E-commerce leads the way as a second job in today’s gig economy for the over-50s, with 27 per cent selling items via Etsy and eBay.
Almost a quarter work in domestic jobs such as cleaner or handyman, while 21 per cent have turned a hobby, such as baking or photography, into a profession.
One in nine of those taking on extra work is an Uber driver or Airbnb host.
Three per cent even list their side hustle as “blogging or YouTubing”, according to the report from mobile business account provider Anna Money.
THE Royal Mint is searching for IT talent and a studio manager to work at the world’s leading minting facility, in South Wales.

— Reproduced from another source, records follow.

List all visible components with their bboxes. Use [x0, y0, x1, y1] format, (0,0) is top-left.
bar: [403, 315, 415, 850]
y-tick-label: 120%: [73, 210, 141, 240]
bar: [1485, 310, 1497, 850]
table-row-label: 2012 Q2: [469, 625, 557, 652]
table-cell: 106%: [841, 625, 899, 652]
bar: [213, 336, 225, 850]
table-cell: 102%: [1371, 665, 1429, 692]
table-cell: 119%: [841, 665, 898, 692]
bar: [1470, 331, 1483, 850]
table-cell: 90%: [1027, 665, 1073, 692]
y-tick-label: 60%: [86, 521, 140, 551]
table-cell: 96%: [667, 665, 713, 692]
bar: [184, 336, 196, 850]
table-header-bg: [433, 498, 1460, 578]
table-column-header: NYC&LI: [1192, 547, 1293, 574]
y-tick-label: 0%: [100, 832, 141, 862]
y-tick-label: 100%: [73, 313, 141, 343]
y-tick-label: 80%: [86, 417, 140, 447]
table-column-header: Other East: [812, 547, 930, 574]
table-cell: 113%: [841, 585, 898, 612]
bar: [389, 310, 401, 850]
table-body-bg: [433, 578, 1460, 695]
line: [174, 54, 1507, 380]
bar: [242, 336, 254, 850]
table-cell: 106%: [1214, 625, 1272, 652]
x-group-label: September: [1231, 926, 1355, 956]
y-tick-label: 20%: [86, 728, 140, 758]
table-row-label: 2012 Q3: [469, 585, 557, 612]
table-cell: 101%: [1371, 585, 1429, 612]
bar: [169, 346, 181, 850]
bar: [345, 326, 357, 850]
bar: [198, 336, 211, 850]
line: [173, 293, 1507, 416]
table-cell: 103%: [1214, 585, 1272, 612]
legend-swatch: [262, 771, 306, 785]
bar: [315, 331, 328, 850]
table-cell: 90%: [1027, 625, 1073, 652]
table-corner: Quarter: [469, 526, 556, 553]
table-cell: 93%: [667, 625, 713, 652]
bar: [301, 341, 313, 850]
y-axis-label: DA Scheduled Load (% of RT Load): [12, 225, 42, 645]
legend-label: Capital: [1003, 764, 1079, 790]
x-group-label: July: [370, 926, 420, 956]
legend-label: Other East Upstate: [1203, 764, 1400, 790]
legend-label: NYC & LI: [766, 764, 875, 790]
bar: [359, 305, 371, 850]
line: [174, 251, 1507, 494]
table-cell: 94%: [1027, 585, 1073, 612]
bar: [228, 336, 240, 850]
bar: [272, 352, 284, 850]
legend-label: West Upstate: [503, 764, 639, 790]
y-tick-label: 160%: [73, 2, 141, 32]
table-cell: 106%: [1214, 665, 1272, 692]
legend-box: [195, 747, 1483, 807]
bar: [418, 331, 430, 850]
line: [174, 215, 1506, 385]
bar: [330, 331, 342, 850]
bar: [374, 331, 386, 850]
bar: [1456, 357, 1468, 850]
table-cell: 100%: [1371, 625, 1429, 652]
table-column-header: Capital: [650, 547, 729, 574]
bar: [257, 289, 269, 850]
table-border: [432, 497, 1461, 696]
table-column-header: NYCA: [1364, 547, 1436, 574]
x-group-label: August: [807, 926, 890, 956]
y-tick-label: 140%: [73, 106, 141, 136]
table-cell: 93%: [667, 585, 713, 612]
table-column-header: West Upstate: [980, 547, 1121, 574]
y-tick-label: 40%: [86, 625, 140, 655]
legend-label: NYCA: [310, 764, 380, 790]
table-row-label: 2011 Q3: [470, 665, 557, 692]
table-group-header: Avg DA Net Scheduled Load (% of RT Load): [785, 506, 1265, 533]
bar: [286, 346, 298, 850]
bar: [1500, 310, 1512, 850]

Apply today at careers.royalmint.com.
Deliver new job
DOMINO’S Pizza is recruiting over 5,000 delivery staff nationwide for Christmas and beyond.
Four in five of the firm’s store managers started as drivers so there is a chance of promotion.
Scott Bush, the company’s operations director, said: “We are on the lookout for positive individuals to join our fun, friendly and hard-working teams across the UK, and particularly so in the festive season. For those keen to progress into managerial roles, driving positions are a great way to start.”
E-bike cyclists must be at least 17. Car drivers at least 18 with a full UK licence, less than six points and no bans in the last five years. Moped riders must be at least 18, and have a CBT licence.
To apply, visit your local Domino’s store.
POSH store Harrods has more than 170 retail roles available, including Christmas temps. For details, head over to harrodscareers.com.
Keep an eye on bullying
BULLYING does not just happen with kids at school. Research has found four in five people have experienced cyberbullying in the workplace. For Anti-Bullying Week, which ends today, we’ve teamed up with HR law specialist Deb Tweedy, from Gordon Brown Law Firm, to explain what cyberbullying is and what firms should be doing to protect their staff . . .
- Cyberbullying can take different forms, including offensive emails, email threats, posts and comments on social networking sites and spreading lies and malicious gossip via messaging/chat.
- Businesses need to be aware that a failure to protect people from cyberbullying can leave employers liable for their workers’ actions.
- If your firm does not have a robust social media policy, one needs to be put in place urgently with a zero- tolerance approach to bullying.
- Policies including email, internet and mobile phone usage; bullying and harassment; data protection; discipline and grievance; dignity and respect; and the company’s code of conduct should all be clearly updated to state what is and is not permissible.
- Training should be provided to staff about what is and is not permitted on social media.
- Staff are best advised to avoid expressing personal views about either the business or its colleagues.